Entrepreneurial group teaches female tech graduates how to code for free and set up their own startups.
The famous towering building, One, Canada Square in Canary Wharf is associated with highfliers and knowledgeable businessmen.
But high above the London skyline, level 39 of the building has played host to some intrepid young ladies who are just getting their feet on the business ladder.
Code First: Girls, is an entrepreneurial group for female graduates who want to get more involved in the tech world. The Wall Street Journal described the group as "an attempt to redress the tech gender imbalance." As part of the Entrepreneur First umbrella group, it helps to teach girls coding and then set up their own applications and startups.
Last year, Entrepreneur First created 11 startups that have been valued at $32m in just under a year. Alex Bentinck, co-founder of the not-for-profit group realised that less than 20% of applicants were girls.
Thanks to the creation of Code First: Girls, that figure rose to more than 40%. "Code First Girls has grown into a thing much bigger than we ever imagined. It allows girls to try coding and see if it is for them. It’s the environment of being able to learn with girls in tech see tech as more than just a boys club," said Bentinck.
The free, nine week programme teaches female graduates the basics of programming – a vital skill to help them build their own tech startups or to get into working in a startup. It is estimated that by 2020 there will be 1.4m computer jobs in the US versus only 400,000 computer science students. This is a big hole to fill, and it would be great if it could be filled by women, as well as men.
Every girl came to the programme for a different reason and left with the skills to be able to help them along their chosen path after university.
Nadia Odunayo wanted to take an entrepreneurial route out of university, but was lacking in vital tech skills. Despite co-founding the publication StoryGraph with a friend, she was forced to rely on someone else to build the site.
"When I heard about Code First it was the perfect thing for me to do, to enable me to be competitive in the tech startup world and to manage my own projects.
"At the same time as doing the coding course, I was also working in my college at the University of Oxford in the academic office, on widening participation initiatives.

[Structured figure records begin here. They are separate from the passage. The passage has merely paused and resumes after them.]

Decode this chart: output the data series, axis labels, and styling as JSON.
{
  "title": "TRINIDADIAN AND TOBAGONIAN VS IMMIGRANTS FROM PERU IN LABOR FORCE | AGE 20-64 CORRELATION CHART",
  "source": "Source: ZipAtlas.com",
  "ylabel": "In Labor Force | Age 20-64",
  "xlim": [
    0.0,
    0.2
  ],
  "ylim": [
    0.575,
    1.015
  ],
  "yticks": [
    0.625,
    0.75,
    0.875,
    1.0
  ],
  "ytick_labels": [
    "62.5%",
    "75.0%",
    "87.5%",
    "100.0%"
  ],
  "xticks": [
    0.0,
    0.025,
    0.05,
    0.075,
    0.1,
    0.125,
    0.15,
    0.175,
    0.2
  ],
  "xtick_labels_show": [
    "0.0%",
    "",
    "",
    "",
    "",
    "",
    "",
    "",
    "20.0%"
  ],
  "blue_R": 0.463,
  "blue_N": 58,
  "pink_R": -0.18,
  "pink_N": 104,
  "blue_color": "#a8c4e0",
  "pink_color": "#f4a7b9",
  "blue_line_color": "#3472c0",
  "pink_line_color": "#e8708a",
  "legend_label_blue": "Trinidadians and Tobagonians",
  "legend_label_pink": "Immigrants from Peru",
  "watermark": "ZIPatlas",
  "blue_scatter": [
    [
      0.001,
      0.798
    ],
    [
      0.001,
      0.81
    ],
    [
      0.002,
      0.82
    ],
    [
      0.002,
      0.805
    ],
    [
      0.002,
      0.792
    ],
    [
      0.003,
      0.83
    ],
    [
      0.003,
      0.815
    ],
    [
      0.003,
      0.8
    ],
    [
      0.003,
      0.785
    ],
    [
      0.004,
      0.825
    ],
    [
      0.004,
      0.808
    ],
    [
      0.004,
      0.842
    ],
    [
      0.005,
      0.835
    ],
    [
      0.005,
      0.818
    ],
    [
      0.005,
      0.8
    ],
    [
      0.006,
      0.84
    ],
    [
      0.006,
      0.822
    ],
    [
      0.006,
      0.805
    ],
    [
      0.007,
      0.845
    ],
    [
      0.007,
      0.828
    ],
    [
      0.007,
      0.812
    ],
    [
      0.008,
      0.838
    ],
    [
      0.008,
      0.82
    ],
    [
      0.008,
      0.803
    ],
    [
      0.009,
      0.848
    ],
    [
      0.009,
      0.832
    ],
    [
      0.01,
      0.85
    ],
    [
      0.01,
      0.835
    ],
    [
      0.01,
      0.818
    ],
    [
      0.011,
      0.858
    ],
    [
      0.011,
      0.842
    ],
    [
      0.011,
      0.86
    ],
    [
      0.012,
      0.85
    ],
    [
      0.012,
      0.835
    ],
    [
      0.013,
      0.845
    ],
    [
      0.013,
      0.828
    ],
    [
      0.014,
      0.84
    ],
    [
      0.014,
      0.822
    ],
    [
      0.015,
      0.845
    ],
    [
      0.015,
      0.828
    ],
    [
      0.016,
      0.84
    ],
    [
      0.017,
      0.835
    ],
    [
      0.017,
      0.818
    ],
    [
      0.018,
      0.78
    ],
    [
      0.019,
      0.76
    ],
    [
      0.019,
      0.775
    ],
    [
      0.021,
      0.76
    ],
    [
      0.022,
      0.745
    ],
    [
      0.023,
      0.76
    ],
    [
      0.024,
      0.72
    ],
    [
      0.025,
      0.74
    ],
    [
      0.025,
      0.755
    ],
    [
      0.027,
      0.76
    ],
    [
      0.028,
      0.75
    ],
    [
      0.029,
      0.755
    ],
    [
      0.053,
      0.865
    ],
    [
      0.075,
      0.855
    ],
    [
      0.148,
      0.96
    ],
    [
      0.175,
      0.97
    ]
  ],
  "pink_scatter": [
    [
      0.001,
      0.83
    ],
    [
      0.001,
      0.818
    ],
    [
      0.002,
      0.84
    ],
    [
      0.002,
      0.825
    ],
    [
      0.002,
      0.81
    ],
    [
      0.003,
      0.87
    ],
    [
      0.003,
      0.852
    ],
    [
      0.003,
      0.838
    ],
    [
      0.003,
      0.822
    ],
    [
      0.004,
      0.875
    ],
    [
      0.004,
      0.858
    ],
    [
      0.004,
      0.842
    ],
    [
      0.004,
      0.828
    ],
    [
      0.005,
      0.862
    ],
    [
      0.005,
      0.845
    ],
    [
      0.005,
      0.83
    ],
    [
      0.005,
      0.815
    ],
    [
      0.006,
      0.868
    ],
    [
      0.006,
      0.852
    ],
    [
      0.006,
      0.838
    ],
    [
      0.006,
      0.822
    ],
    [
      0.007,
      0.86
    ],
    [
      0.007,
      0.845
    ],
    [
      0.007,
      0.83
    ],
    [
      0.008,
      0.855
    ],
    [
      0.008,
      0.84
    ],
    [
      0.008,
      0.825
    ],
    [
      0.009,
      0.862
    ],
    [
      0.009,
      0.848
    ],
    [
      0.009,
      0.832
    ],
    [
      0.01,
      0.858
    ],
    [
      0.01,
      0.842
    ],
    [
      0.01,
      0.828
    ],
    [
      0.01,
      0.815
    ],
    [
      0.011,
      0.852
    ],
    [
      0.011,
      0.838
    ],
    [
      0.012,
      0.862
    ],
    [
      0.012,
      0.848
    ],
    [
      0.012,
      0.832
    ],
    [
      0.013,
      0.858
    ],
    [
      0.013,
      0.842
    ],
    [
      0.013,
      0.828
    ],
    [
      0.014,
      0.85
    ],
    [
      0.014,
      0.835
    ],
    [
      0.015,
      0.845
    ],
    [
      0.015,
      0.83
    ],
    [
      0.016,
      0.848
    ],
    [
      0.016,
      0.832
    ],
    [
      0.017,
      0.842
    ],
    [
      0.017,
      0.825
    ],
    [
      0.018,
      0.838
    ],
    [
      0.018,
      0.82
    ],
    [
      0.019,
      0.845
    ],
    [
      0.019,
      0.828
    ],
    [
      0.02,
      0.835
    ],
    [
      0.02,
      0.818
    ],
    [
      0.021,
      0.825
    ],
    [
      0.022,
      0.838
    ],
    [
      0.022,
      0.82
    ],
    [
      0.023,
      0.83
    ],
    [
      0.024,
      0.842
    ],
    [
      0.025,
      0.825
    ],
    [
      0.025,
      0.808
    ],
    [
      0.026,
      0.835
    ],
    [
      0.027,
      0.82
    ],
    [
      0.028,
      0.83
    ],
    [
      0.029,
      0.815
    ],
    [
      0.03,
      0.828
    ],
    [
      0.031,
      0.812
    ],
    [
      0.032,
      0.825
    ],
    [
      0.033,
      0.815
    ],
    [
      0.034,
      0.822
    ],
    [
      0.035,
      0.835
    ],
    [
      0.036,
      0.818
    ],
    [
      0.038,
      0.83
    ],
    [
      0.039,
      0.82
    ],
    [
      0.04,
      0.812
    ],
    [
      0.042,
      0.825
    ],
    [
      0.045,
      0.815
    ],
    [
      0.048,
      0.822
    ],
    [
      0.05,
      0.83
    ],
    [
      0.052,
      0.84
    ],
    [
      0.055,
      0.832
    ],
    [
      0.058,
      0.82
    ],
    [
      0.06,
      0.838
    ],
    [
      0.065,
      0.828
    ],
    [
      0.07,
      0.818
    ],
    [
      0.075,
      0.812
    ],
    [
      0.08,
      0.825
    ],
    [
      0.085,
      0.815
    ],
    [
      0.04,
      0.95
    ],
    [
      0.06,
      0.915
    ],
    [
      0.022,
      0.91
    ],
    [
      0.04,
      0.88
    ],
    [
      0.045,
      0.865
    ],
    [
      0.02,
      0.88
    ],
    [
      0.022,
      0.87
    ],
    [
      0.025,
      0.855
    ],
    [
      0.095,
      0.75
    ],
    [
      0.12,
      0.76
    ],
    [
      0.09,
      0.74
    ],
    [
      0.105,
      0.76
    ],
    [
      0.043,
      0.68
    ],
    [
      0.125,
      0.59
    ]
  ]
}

I also had to do a project there, so I combined the two by making a schools based access project. I made this application aimed at 12-15 year olds such that they could log super-curricular activities they did.
"Some of the resources that I’ve linked to have been things like learn how to code online so it is showing people in that age group what they can do and enable them to start to learn to code early."
Pooja Thackrar launched a startup four months ago and had trouble speaking to developers and trying to describe what she wanted done.
"I wanted to learn to code so I could understand the language and learn how to speak to them and therefore I found out about CodeFirst, applied and started," she said.
"I did quite a similar project based on my startup so I could better understand the thinking behind it. My startup is called My Blue Tasks; it’s an online platform that lets you instantly book household services. Within that you can put your postcode and the service you want, such as cleaners, painters, handymen, and the date and time you want it. The app then searches our back end database.
"So for the project I learnt how to build was to create a postcode search where it was two ends to it: the customer coming into it and the backend for the provider. When the two matched up, it displayed a result with the provider and the skills they have. So it was quite open in terms of a market place for anything."
Entrepreneur First has already produced some great startups and Odunayo, Thrackrar and their peers look set to follow in their footsteps with some really innovate tech companies.